VCs expect the financial services (29 per cent), healthcare (14 per cent) and retail (12 per cent) sectors to show the greatest level of consolidation during 2005. Within healthcare, care homes were tipped as the most likely sector to see consolidation (67 per cent), as evidenced by recent deal activity, followed by private hospitals (17 per cent).
With regard to retail, the non-food sector was singled out for consolidation with the vast majority of private equity investors choosing this (90 per cent) over the food sector (ten per cent).

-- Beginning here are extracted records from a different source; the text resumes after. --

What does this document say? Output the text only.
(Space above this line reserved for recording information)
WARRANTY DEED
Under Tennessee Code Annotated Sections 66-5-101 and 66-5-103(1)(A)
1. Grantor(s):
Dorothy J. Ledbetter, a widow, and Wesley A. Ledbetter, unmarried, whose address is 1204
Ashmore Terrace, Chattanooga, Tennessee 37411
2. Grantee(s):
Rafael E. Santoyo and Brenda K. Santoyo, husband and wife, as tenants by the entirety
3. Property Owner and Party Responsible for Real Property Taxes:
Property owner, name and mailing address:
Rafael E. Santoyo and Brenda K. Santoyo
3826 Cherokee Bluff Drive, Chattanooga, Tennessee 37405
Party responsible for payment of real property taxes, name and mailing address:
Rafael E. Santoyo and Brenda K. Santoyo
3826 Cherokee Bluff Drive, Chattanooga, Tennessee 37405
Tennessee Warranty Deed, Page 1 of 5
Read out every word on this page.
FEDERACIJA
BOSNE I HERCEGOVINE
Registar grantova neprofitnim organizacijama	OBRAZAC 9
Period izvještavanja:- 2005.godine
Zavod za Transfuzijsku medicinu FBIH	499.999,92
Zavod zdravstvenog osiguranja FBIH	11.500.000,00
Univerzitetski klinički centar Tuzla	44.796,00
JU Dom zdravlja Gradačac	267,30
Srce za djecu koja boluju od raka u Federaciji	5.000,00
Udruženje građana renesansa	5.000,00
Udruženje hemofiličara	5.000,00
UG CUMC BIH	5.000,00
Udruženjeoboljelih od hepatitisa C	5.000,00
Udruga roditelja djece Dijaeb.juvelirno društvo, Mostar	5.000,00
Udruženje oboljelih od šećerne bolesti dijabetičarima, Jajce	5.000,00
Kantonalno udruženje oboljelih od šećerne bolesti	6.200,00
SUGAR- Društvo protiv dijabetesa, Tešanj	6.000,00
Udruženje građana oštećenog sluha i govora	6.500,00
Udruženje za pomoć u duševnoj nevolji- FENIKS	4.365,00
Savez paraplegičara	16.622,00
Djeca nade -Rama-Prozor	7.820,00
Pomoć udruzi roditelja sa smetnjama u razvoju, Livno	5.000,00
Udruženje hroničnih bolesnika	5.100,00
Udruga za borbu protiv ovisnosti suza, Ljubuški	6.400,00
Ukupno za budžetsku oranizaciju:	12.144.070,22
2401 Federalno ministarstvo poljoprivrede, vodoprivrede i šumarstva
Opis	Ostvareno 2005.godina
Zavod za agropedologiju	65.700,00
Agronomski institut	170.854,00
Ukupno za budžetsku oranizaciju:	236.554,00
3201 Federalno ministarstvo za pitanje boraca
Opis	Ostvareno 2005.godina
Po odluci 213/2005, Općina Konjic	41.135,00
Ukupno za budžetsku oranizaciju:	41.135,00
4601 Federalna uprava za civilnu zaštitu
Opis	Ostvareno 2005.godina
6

Commenting on the consolidation of the healthcare and retail sectors, Mr Dunn added:
"The healthcare sector has been ripe for consolidation for some time now.
"Care homes still occupy a very fragmented market, but are nonetheless a very sought after investment due to robust revenue streams, strong asset backing and the increasing longevity of the UK population. Care homes and retirement complexes fetched some excellent prices during 2004, but without a platform investment, they can be a hard market to break into.
"The recent announcement that Bupa is planning to dispose of 15 of its hospitals highlights the increasing investment opportunities within the private hospital market too.
"Looking to the retail sector, softening consumer spending and rising interest rates have hit pockets of the industry very hard. Weak Christmas trading for a number of retailers and burgeoning levels of personal debt is leaving some smaller retailers vulnerable to the advances of the larger players.
"The stage has been set for some attractive deals in 2005. The accessibility of bank debt, strong corporate profitability and lighter portfolios will ensure that venture capitalists are eager to transact."